自分自身を指すものとして無意識の内に使っていたので、「クズ」とは何ですか、と改めて訊かれてみると、すぐには答えられませんでした。それで自分でもあんまりはっきりしないまま、「生きている価値もない、ただ存在しているに過ぎないもの、ですかね」と答えました。
すると伊藤先生は、「それならみんなクズなんですよ、人間もただ存在しているに過ぎないのですよ、そういう意味でみんなクズなのですよ。」と言われてしまいました。その日はそれ以上話は発展しなかったのですが、診察が終わった後も、伊藤先生が言った「人間はみんなクズだ」ということについて考えていました。
こうして幾つかの発見とテーマをもって、再び小林先生(※)のところに話にゆきました。わたしは小林先生に言いました、
「僕は最近、精神科医との話し合いなどを通じて初めて自分が傷ついているということに気づきました。どう傷ついているかというと『自分はクズである、と信じている』という風に傷ついているのです。僕は今まで自分はクズだ、ダメ人間だと思って生きてきたのです。そして、それが真実であると信じ込んでいたのです。だからとても苦しかったです。自分のことをクズと本当に思ってい生きているなんて、苦しいに決まっています。しかしそれは過去の体験によって植えつけられたものだったのです。それが真実であるということを思いこまされてしまったのです。そして、それが真実ではないということが最近やっと分かりかけてきました。つまり、僕はクズである、というのは真実ではなく、歪んだ認識なのだと、その歪んだ認識こそ、僕の心の傷そのものだということに僕はやっと気づいたのです。今まで絶対的だと思っていた自分はクズだという事実がやっと相対化されてきました」。
(※)大学時代の哲学科の教授であり、現役時代の恩師。現在も親交を持たせてもらっています。

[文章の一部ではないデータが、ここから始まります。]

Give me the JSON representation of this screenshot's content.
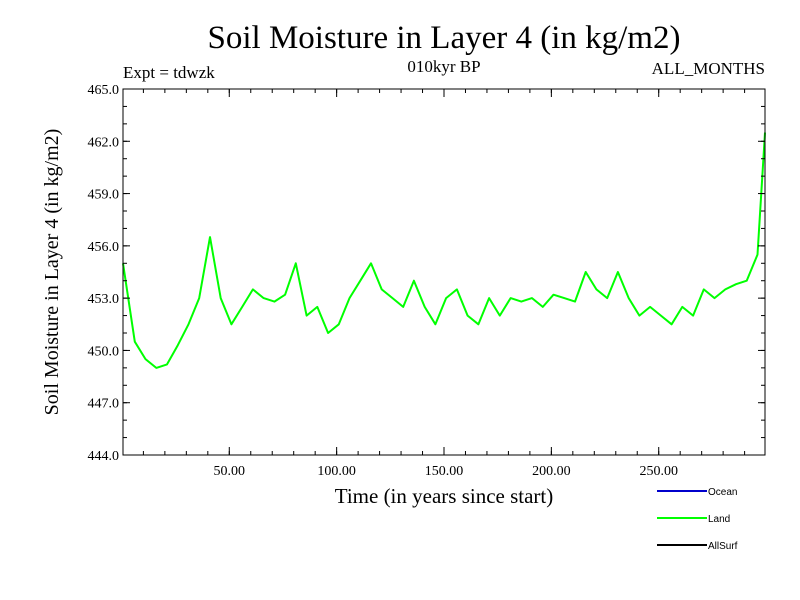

すると小林先生は、伊藤先生と同じように、「でも下村君は決してクズじゃないですよ、外面的にみている限りでは、結構うまくいっているように見えますよ。下村君はもう平均より先に進んでしまっていますよ」と言ってくれました。
わたしがうまく行っているか、あるいは進んでいるかは別として、小林先生にクズではないと言ってもらえたことも、やはりわたしにとっては大変うれしいことでした。そのことが更に、わたしの傷と、それが歪んだ認識であるということをはっきりさせてくれました。
そして伊藤先生に言われた「人間はみんなクズなのですよ」ということについて僕は小林先生に次のように言いました。「確かに人間もみんなクズなのかも知れません。それは真実だと思います。それを内的な成長の過程を通して悟るのなら、大変喜ばしいことだと思いますが、そんなことを全く考えたことのなかった精神が、外的な力(いじめ虐待)によって一気にクズに引き落とされてしまった場合、これは悲鳴を上げるくらい辛いことなのですよ。頭で観念的に『人間はみなクズだ』と了解することは簡単ですが、それを体験するということ、つまりクズになってしまうということは大変なことなのです」。
これについて小林先生も「いじめ」の事実は知らせてはいませんでしたが、「そうですね」と同意してくれました。